IBM and digital commerce firm Fluid are collaborating on Fluid Expert Shopper (XPS), an app made with the IBM Watson artificial intelligence platform. Fluid XPS lets consumers ask highly specific questions, as they would a sales associate in a store, and receive personalized advice. The app will take advantage of Watson’s abilities to understand and learn from natural language, meaning it will engage in human-like conversations and provide product recommendations that take the context of customer questions into account. It will also leverage data including the brand’s product information, user reviews and online expert publications.



When released, Fluid XPS will bring profound changes to the customer experience. And competing retail IT vendors will surely in time develop their own A.I.-based customer experience apps, devices and tools. Here are few ways A.I. stands poised to disrupt the customer experience.



Retailers Lose Control

The advent of social media and mobile devices has already greatly diminished the amount of control retailers have of the customer experience. Customers now come to retailers having already done exhaustive research on how friends, relatives and fellow consumers view their products and services, and mobile devices connect them to outside sources of information (including competitors) within the store.



A.I. will reduce the control retailers have of their customer experience even further. Apps like Fluid XPS will provide shoppers with a third-party sales associate (more on that in a moment) who serves them and not the retailer.

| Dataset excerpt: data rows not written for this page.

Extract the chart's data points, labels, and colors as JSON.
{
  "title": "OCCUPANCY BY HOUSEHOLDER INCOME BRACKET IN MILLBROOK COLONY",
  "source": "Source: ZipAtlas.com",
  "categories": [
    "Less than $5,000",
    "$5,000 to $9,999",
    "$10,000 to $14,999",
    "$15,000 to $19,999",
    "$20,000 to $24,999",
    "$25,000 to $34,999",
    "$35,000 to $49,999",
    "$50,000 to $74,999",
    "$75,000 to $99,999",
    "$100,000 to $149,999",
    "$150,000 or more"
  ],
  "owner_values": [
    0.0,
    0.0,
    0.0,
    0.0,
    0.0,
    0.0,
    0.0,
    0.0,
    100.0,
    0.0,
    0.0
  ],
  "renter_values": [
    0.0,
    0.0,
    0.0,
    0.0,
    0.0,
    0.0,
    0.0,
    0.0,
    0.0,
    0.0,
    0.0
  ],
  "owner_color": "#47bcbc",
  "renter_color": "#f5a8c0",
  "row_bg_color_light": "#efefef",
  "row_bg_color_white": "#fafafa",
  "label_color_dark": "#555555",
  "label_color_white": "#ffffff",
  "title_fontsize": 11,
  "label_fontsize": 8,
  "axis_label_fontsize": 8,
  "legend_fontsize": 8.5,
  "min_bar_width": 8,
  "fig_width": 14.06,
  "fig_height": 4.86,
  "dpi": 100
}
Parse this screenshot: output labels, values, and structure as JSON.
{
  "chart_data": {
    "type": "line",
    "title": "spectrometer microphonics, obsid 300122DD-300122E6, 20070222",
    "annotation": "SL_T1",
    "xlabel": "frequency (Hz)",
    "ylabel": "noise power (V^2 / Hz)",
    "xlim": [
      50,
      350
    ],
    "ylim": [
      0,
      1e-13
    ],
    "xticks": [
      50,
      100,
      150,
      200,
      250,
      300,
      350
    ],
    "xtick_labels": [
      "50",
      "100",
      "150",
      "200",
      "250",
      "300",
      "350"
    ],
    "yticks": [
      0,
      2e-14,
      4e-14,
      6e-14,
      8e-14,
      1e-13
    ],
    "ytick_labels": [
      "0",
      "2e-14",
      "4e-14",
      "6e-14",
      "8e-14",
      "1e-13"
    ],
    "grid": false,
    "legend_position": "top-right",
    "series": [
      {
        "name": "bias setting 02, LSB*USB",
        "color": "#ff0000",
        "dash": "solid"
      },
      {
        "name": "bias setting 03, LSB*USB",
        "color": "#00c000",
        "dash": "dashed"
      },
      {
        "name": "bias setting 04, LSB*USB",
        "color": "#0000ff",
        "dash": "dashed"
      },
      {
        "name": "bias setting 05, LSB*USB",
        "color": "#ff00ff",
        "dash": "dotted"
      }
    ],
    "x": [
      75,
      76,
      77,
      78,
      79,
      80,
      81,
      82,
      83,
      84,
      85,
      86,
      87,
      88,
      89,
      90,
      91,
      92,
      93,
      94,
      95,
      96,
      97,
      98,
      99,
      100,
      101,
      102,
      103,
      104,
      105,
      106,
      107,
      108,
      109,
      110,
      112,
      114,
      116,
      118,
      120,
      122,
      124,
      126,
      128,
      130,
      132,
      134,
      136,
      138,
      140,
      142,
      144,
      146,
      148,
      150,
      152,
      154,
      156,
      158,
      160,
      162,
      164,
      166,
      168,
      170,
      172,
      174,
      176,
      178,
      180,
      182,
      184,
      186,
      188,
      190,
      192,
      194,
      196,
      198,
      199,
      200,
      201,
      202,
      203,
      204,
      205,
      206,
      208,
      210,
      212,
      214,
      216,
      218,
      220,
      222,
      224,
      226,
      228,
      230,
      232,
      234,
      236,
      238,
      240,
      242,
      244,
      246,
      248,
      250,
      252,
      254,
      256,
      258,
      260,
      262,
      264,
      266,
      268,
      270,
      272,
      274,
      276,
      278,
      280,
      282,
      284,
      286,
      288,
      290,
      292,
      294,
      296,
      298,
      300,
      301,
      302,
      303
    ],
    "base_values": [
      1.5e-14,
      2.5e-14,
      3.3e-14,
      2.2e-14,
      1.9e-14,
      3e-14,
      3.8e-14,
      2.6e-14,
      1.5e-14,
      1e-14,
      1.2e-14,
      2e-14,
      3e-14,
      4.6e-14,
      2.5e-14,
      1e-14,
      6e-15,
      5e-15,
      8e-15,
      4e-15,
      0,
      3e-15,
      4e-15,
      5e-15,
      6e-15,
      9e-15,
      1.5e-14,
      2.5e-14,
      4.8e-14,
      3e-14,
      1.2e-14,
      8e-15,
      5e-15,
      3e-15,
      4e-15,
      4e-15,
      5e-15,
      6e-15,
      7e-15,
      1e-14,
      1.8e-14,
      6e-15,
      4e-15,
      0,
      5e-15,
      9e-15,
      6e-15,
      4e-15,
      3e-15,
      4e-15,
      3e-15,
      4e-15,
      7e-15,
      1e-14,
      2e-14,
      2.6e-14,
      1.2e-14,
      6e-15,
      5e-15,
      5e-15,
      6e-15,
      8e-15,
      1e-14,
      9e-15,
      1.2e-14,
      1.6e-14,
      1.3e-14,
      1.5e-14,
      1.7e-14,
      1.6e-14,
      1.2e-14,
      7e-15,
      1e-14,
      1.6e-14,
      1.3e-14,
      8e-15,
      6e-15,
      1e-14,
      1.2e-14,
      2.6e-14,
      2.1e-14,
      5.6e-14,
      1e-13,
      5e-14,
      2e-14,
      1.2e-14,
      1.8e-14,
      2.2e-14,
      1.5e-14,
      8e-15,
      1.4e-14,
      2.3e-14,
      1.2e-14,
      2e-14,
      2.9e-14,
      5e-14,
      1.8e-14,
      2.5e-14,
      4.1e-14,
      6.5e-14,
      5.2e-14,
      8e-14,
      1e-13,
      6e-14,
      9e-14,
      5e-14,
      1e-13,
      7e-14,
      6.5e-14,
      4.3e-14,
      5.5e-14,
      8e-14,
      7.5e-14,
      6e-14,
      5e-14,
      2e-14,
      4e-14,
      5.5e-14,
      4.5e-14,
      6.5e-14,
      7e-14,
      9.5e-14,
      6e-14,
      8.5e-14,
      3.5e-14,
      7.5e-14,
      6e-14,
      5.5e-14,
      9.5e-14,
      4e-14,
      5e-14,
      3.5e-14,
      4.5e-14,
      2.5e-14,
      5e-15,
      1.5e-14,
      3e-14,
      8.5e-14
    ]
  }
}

Instead of having to conduct online searches, customers will be able to ask a few basic questions and get detailed answers and recommendations that may or may not match the information they would get had they asked an in-store sales associate.



Sales Associates Lose Importance

Human sales associates have been losing importance in recent years. In many cases their functions have been taken over by kiosks and other customer-facing devices. Also, higher efficiencies and capabilities of sales associates armed with tablets and smartphones have allowed retailers to reduce their in-store staffing levels.



However, once customers begin essentially coming into stores with their own personalized sales advisors (as described above), in-store sales associates will lose substantially more importance. In many cases, their role in advising customers on purchases will be eliminated entirely, reducing them to looking up item availability, checking customers out and stocking shelves, with two of those three functions easily duplicated through self-service devices.



Brand Reputation Gains Importance

Social media has given rise to a plethora of third-party sources of information and opinion about retail brands. Meanwhile, mobile devices allow consumers to readily consult these sources, as well as immediately consult one another and express their own opinions about retail brands in an open digital format. Establishing a good brand reputation that extends beyond their own marketing campaigns has thus become more important for retailers.



Fluid XPS magnifies the situation by automatically scanning mass amounts of third-party opinions about a retailer’s brand and offering consumers a metadata assessment of whether a brand reputation is solid or not. The importance of every individual tweet, blog post and Facebook comment about a retailer’s brand will become magnified. Retailers will need to pay more attention than ever to what people outside their marketing departments are saying about them, and quickly rectify any problems.